30. Seattle Seahawks
Spending rank: 28
Draft rank: 31
Bottom line: Chose the league’s oldest coach over Russell Wilson
In 2020 the Seahawks traded two first-round picks for Jets safety Jamal Adams. This year, the Seahawks got slightly more in return for trading away Russell Wilson. Now they must compete in the NFC West—where all three division rivals made the playoffs last season and the Rams won the Super Bowl—with Geno Smith or Drew Lock at QB. This strategy will be the stress test for head coach Pete Carroll’s preferred football philosophy of ball control and conservative offense that soured Wilson on the team. Carroll is the oldest head coach in the NFL and has a book called Win Forever. Seattle isn’t going to attempt a rebuild as long as he is in town.
31. New York Giants
Spending rank: 29
Draft rank: 30
Bottom line: Hit rock bottom so hard they bounced and are now trending up
Last season the Giants were outscored 79-0 in the final two minutes of the first half. They scored 40 fewer touchdowns than the division-rival Cowboys. In the last week of the season, the Giants called a QB sneak on third-and-9. They hit rock bottom in their nearly 100-year history so hard that they broke through the bedrock and emerged on the other side into daylight.

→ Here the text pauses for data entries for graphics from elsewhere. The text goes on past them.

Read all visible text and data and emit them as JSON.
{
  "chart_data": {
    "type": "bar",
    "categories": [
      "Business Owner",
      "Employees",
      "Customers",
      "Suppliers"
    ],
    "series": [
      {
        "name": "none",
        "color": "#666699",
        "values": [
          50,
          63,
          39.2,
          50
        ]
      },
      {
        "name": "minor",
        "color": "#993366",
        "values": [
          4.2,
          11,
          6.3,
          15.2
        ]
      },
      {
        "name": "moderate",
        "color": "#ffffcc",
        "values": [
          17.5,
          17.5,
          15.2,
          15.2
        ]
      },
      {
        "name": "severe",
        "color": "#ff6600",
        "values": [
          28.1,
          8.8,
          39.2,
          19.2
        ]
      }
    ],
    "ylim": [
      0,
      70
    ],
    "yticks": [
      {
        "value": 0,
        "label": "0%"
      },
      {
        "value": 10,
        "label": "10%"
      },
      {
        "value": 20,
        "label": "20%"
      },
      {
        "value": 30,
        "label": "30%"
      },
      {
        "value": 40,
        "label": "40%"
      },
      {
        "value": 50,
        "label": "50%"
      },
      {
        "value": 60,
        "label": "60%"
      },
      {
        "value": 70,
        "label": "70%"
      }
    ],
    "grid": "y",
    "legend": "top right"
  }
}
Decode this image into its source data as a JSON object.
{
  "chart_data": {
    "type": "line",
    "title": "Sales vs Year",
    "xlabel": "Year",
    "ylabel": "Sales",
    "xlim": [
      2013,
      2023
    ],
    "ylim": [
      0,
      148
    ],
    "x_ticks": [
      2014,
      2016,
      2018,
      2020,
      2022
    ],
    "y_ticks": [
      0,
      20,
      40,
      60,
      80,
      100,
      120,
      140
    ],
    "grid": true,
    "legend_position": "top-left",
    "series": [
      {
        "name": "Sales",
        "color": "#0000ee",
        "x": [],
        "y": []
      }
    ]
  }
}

The team fired Joe Judge and allowed GM Dave Gettleman to retire and declined the fifth-year option for QB Daniel Jones. In their place, the team hired the Buffalo Bills brain trust of Brian Daboll, to be head coach, and Joe Schoen, to be GM. In the draft, the Giants got Alabama tackle Evan Neal and Oregon defensive end Kayvon Thibodeaux with their two picks in the top seven. The team that was so recently a league laughingstock now looks like a competent rebuild. Now the Giants need to figure out whether Jones will be their long-term QB or if they’ll be looking to replace him next offseason. Either way, they’ll have a clear direction for their franchise, which is the best that fans could have hoped for at the end of 2021.
32. Houston Texans
Spending rank: 30
Draft rank: 32
Bottom line: All Out
No team is betting less on 2022 than the Houston Texans. The Texans are so devoid of young talent that they are throwing one-year veteran contracts at the wall and just seeing what sticks. With two additional future first-round picks remaining from the Deshaun Watson trade, it’s clear that GM Nick Caserio has a long road to make this a competitive team. If the Rams are All In, the Texans are All Out.